A solution is called a Floquet solution if
$$y(x+T) = \xi\,y(x)$$
for some constant $\xi$ called a Floquet multiplier. Writing a Floquet solution as $y(x) = a\,u(x,E) + b\,v(x,E)$ shows that $(a,b)$ must be a (left) eigenvector of $M(E)$, so $\xi$ satisfies
$$\xi^2-(A(E) + D(E))\xi + \det M(E) = 0.$$
Because the Wronskian of the solutions $u(x,E)$ and $v(x,E)$ is constant, $\det M(E) = 1$ so this equation simplifies to
$$\xi^2-(A(E) + D(E))\xi + 1 = 0$$
or equivalently
$$\xi + \xi^{-1} = A(E) + D(E).$$
Thus there are generically two Floquet multipliers for each energy $E$.

The values of $E$ for which the Floquet multiplier satisfies $\xi=\pm1$ are called the periodic and antiperiodic eigenvalues. They form the endpoints of the spectral bands of the periodic Schrödinger operator. For real values of $E$, the behavior of solutions is determined by the magnitude of the Floquet multipliers. A nontrivial solution remains bounded on the real line if and only if the corresponding multipliers satisfy $|\xi|=1$. The set of such energies consists of a union of intervals
$$[E_1,E_2],\;[E_3,E_4],\;\ldots,$$
called the spectral bands, separated by intervals (band gaps) where solutions are not bounded. As $E$ varies across a spectral band, the Floquet multipliers move along the unit circle in the complex plane, and the endpoints of each band occur precisely when $\xi=\pm1$.

Introducing a new variable $\nu = \xi - \xi^{-1}$, one has
$$\nu^2 = (\xi + \xi^{-1})^2 - 4 = (A(E) + D(E))^2 - 4.$$
This defines a two-sheeted cover of the energy line, called the spectral curve.
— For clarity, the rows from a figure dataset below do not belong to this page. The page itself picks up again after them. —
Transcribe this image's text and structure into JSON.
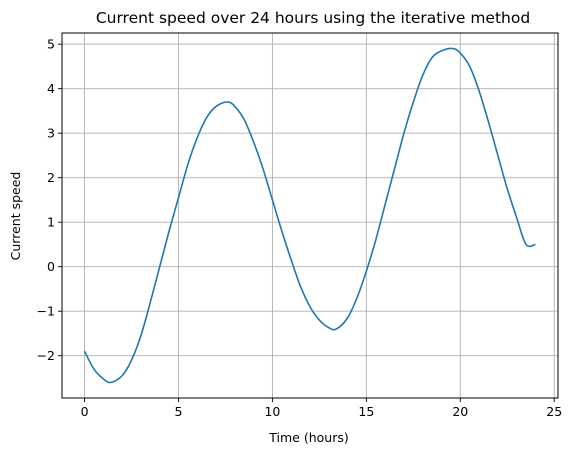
{
  "chart_data": {
    "type": "line",
    "title": "Current speed over 24 hours using the iterative method",
    "xlabel": "Time (hours)",
    "ylabel": "Current speed",
    "xlim": [
      -1.2,
      25.2
    ],
    "ylim": [
      -2.95,
      5.25
    ],
    "xticks": [
      0,
      5,
      10,
      15,
      20,
      25
    ],
    "yticks": [
      -2,
      -1,
      0,
      1,
      2,
      3,
      4,
      5
    ],
    "xtick_labels": [
      "0",
      "5",
      "10",
      "15",
      "20",
      "25"
    ],
    "ytick_labels": [
      "−2",
      "−1",
      "0",
      "1",
      "2",
      "3",
      "4",
      "5"
    ],
    "grid": true,
    "legend": "none",
    "series": [
      {
        "color": "#1f77b4",
        "x": [
          0,
          0.5,
          1,
          1.4,
          2,
          2.5,
          3,
          3.5,
          4,
          4.5,
          5,
          5.5,
          6,
          6.5,
          7,
          7.6,
          8,
          8.5,
          9,
          9.5,
          10,
          10.5,
          11,
          11.5,
          12,
          12.5,
          13,
          13.4,
          14,
          14.5,
          15,
          15.5,
          16,
          16.5,
          17,
          17.5,
          18,
          18.5,
          19,
          19.6,
          20,
          20.5,
          21,
          21.5,
          22,
          22.5,
          23,
          23.5,
          24
        ],
        "y": [
          -1.9,
          -2.3,
          -2.52,
          -2.6,
          -2.45,
          -2.1,
          -1.55,
          -0.8,
          0.0,
          0.8,
          1.55,
          2.3,
          2.9,
          3.35,
          3.6,
          3.7,
          3.6,
          3.3,
          2.8,
          2.2,
          1.5,
          0.8,
          0.15,
          -0.45,
          -0.9,
          -1.2,
          -1.37,
          -1.4,
          -1.15,
          -0.7,
          -0.1,
          0.6,
          1.4,
          2.2,
          3.0,
          3.7,
          4.3,
          4.7,
          4.85,
          4.9,
          4.8,
          4.5,
          3.95,
          3.25,
          2.5,
          1.75,
          1.1,
          0.5,
          0.5
        ]
      }
    ]
  }
}
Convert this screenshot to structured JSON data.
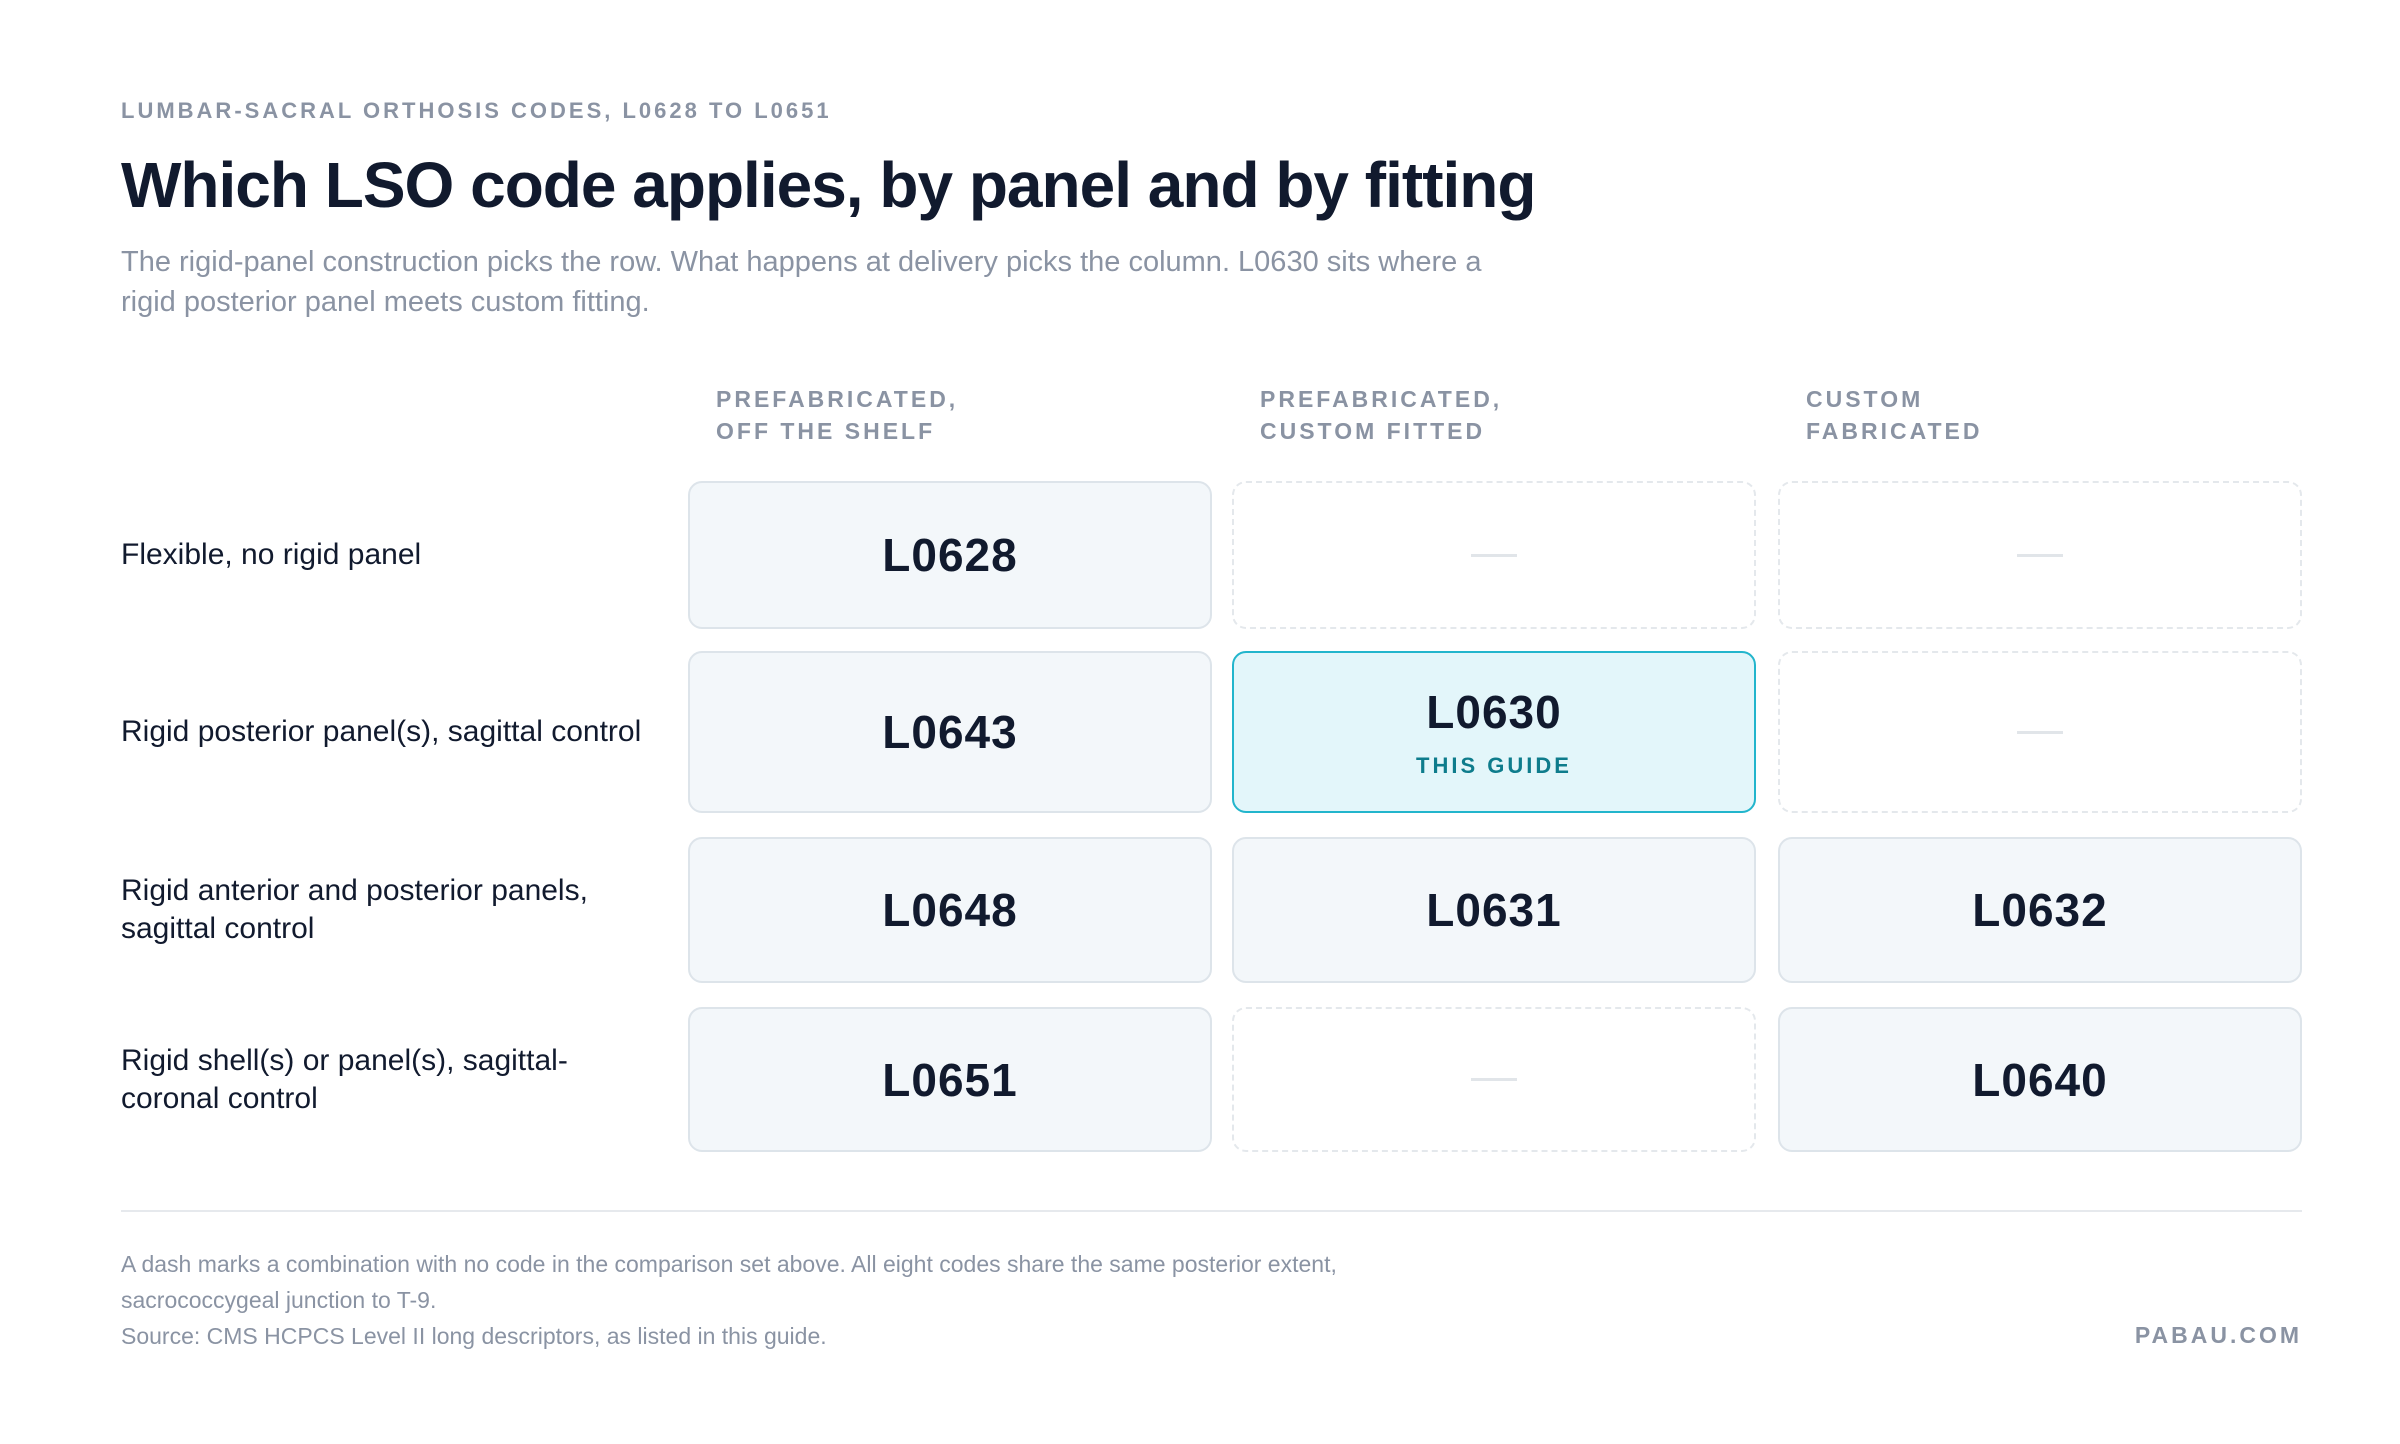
{
  "header": {
    "eyebrow": "LUMBAR-SACRAL ORTHOSIS CODES, L0628 TO L0651",
    "title": "Which LSO code applies, by panel and by fitting",
    "subtitle": "The rigid-panel construction picks the row. What happens at delivery picks the column. L0630 sits where a rigid posterior panel meets custom fitting."
  },
  "table": {
    "columns": [
      [
        "PREFABRICATED,",
        "OFF THE SHELF"
      ],
      [
        "PREFABRICATED,",
        "CUSTOM FITTED"
      ],
      [
        "CUSTOM",
        "FABRICATED"
      ]
    ],
    "rows": [
      {
        "label": "Flexible, no rigid panel",
        "cells": [
          {
            "code": "L0628"
          },
          null,
          null
        ]
      },
      {
        "label": "Rigid posterior panel(s), sagittal control",
        "cells": [
          {
            "code": "L0643"
          },
          {
            "code": "L0630",
            "tag": "THIS GUIDE"
          },
          null
        ]
      },
      {
        "label": "Rigid anterior and posterior panels, sagittal control",
        "cells": [
          {
            "code": "L0648"
          },
          {
            "code": "L0631"
          },
          {
            "code": "L0632"
          }
        ]
      },
      {
        "label": "Rigid shell(s) or panel(s), sagittal-coronal control",
        "cells": [
          {
            "code": "L0651"
          },
          null,
          {
            "code": "L0640"
          }
        ]
      }
    ]
  },
  "footer": {
    "note": "A dash marks a combination with no code in the comparison set above. All eight codes share the same posterior extent, sacrococcygeal junction to T-9.",
    "source": "Source: CMS HCPCS Level II long descriptors, as listed in this guide.",
    "brand": "PABAU.COM"
  }
}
For a general analytic potential, this cover is analytic rather than algebraic. In special situations, however, it becomes an algebraic curve. For example, for the Lamé equation $y(x) - g(g+1)\wp(x)y(x) = Ey(x)$ with integer degree $g$, the corresponding curve is hyperelliptic and can be written
$$\nu^2 = R_{2g+1}(E)$$
where $R_{2g+1}$ is the Lamé spectral polynomial.

== Stability ==
This mapping $\phi \,(t) = Q(t)e^{tR}$ gives rise to a time-dependent change of coordinates ($y = Q^{-1}(t) x$), under which our original system becomes a linear system with real constant coefficients $\dot{y} = R y$. Since $Q(t)$ is continuous and periodic it must be bounded. Thus the stability of the solutions $y(t)$ and $x(t)$ are determined by the eigenvalues of $R$.
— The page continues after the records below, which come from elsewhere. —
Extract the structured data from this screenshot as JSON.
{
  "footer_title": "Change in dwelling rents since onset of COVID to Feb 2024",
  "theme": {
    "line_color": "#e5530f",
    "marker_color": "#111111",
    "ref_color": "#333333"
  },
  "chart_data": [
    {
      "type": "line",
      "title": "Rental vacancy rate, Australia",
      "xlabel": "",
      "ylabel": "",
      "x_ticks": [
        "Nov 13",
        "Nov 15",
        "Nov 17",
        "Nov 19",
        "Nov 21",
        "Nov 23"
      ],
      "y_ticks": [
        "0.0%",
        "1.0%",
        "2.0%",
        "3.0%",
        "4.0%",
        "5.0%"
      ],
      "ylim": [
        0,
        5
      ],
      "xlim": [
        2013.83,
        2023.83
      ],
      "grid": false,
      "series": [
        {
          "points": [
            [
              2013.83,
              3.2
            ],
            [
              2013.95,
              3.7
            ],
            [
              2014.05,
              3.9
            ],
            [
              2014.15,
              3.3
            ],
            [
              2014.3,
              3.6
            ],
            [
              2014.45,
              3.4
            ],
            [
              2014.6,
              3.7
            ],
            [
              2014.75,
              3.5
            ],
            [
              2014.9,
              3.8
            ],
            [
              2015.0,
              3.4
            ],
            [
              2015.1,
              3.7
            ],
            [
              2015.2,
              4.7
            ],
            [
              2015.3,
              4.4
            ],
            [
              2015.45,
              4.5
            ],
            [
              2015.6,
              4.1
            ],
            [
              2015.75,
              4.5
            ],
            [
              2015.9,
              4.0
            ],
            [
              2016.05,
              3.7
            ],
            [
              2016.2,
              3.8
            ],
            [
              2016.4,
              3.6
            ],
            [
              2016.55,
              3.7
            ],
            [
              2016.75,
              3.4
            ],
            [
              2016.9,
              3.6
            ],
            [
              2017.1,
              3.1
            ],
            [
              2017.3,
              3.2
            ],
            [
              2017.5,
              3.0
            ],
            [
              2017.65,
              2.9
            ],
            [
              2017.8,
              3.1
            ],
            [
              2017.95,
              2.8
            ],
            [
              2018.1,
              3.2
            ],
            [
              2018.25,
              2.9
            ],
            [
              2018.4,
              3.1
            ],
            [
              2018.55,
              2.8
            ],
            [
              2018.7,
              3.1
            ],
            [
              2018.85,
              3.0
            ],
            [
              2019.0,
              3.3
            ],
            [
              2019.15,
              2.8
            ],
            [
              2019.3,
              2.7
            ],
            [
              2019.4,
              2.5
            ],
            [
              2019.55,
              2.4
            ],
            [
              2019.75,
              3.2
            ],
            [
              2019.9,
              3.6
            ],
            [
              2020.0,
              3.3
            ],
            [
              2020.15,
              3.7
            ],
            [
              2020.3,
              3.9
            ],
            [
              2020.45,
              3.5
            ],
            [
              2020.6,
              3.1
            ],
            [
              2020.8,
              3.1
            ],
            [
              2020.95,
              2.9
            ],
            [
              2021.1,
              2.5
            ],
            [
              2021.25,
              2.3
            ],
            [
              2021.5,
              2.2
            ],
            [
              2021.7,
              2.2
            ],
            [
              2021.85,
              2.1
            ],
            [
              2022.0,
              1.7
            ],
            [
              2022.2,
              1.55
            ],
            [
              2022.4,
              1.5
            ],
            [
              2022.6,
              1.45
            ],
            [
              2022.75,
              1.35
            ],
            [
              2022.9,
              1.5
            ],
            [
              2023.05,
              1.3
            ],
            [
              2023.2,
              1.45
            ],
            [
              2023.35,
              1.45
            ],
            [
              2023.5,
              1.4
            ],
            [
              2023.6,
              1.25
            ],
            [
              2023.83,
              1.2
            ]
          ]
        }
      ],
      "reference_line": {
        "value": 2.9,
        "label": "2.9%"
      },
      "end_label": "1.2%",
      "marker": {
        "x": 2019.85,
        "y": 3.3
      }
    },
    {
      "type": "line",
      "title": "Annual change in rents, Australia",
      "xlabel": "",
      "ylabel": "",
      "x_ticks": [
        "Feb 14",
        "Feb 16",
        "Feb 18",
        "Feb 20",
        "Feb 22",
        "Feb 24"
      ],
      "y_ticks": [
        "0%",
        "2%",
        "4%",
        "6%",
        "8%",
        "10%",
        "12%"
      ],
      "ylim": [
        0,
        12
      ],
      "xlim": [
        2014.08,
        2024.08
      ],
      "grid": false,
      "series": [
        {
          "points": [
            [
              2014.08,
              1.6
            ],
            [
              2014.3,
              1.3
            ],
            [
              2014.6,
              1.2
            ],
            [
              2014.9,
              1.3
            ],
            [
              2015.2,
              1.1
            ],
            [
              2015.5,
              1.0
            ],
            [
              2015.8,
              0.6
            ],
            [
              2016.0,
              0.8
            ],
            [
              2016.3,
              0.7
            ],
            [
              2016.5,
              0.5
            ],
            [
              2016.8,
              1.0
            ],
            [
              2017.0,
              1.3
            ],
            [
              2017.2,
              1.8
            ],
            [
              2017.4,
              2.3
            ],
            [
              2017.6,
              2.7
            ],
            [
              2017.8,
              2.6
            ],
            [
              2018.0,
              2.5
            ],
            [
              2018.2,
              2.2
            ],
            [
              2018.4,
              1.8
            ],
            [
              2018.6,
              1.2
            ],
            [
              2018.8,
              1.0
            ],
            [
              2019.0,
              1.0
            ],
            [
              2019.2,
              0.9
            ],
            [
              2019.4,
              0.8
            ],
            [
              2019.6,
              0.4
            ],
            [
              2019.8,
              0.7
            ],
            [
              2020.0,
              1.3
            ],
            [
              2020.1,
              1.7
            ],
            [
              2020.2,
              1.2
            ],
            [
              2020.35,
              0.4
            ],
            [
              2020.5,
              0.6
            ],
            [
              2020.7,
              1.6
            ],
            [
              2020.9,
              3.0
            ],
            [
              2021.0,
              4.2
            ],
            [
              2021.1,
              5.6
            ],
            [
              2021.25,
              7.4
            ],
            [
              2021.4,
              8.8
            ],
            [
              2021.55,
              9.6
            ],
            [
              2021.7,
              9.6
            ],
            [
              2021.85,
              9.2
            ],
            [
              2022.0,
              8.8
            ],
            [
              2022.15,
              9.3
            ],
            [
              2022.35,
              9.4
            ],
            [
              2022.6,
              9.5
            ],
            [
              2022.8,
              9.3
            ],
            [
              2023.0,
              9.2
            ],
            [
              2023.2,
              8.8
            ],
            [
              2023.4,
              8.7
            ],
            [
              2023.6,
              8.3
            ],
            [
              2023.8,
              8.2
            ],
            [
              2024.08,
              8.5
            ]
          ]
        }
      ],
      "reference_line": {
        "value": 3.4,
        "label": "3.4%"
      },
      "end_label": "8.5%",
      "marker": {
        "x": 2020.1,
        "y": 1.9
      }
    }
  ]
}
The eigenvalues of $e^{TB}$ are called the characteristic multipliers of the system. While the matrix $B$ is not unique, the eigenvalues of $e^{TB}$ are the same for choices of $B$. They are also the eigenvalues of the (linear) Poincaré maps $x(t) \to x(t+T)$. A Floquet exponent (sometimes called a characteristic exponent), is a complex $\mu$ such that $e^{\mu T}$ is a characteristic multiplier of the system. Notice that Floquet exponents are not unique, since $e^{\left(\mu + \frac{2 \pi i k}{T}\right)T}=e^{\mu T}$, where $k$ is an integer. The real parts of the Floquet exponents are Lyapunov exponents. The zero solution is asymptotically stable if all Floquet exponents have negative real part. It is Lyapunov stable if all Floquet exponents have nonpositive real part and, in addition, the Floquet multipliers of modulus 1 are semisimple (equivalently, their algebraic and geometric multiplicities agree); otherwise it is unstable.

== Applications ==
- Floquet theory is used in the study of dynamical systems, such as the Mathieu equation (named after Émile Léonard Mathieu).
- Floquet theory can also be applied to discrete dynamical systems and difference equations.
- Floquet theory shows stability in Hill differential equations (introduced by George William Hill). Such equations arise, for example, in approximating the motion of the moon as a harmonic oscillator in a periodic gravitational field.
- Bond softening and bond hardening in intense laser fields can be described in terms of solutions obtained from the Floquet theorem.
- Dynamics of strongly driven quantum systems are often examined using Floquet theory. In superconducting circuits, Floquet framework has been leveraged to shed light on the quantum electrodynamics of drive-induced multiqubit interactions and drive induced state transitions.
- Floquet theory is also used in driven quantum condensed matter systems which are topologically non-trivial. The topology of the driven system is analyzed by studying the Floquet Hamiltonian.